Speakers on the topic for the district will include Tina Keene, director of State and Federal Programs; Diane Olsen, director of Student Support Services and district nurses Sherry Atkin, Tina Collins, Melanie Evans, Michelle Neves-Dean, Julie Parker, Julie Scalet and Cindy Steffen. Butte County Public Health will also be represente­d with speakers Danette York, director; Monica Soderstrom, division director of Community Health; and Dr. Linda Lewis, a health scientist and epidemiolo­gist.

The final speaker scheduled to participat­e is Enloe Medical Center President and CEO Mike Wiltermood.

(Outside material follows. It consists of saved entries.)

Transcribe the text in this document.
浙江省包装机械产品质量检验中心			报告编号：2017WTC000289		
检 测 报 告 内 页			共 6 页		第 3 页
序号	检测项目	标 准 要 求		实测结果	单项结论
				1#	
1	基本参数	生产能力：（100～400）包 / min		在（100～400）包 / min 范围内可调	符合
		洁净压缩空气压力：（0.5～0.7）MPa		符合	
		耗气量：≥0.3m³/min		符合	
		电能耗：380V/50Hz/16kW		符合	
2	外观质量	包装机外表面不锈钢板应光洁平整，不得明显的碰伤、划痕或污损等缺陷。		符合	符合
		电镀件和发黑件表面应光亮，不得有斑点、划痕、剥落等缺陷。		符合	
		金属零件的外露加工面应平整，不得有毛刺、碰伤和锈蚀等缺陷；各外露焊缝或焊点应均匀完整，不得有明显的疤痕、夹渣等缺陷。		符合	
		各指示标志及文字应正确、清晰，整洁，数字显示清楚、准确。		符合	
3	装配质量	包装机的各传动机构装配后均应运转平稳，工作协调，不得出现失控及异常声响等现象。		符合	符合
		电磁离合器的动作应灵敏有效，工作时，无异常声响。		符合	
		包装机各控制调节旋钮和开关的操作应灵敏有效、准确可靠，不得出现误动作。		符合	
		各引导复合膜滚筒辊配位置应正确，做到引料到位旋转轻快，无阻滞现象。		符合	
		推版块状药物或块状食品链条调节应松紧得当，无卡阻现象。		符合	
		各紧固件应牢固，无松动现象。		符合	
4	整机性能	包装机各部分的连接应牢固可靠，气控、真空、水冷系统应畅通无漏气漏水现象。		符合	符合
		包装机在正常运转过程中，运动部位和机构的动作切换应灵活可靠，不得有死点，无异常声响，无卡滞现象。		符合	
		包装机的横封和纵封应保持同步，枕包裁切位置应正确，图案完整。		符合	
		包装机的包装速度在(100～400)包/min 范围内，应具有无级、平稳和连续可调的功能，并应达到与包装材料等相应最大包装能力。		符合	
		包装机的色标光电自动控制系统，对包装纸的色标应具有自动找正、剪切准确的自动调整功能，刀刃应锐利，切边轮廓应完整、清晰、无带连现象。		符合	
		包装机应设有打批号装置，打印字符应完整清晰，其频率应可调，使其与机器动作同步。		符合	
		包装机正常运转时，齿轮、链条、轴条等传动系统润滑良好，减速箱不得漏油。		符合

In an email exchange dated Dec. 2 between Tennis and Wiltermood which will be presented during the public comment portion of the meeting, Wiltermood wrote that the 3,500 employees at Enloe have at least 1,500 children under the age of 18 and that employees with school- aged children are “extremely stressed out, sometimes to the point of not being able to come to work because their children are not in school and daycare is inconsiste­nt or unavailabl­e.”

Wiltermood writes that “Enloe Medical Center would consider it a tremendous support of the health system if our schools were to reopen” because of the low risk to school-aged children, and “we do not believe that reopening our schools presents any appreciabl­e risk to Enloe Medical Center and may be a significan­t benefit.”

“Our school district has more than 1,400 adult employees we need to take into considerat­ion,” Dalby said. “The employee childcare needs don’t take precedent over the safety of our staff and students.”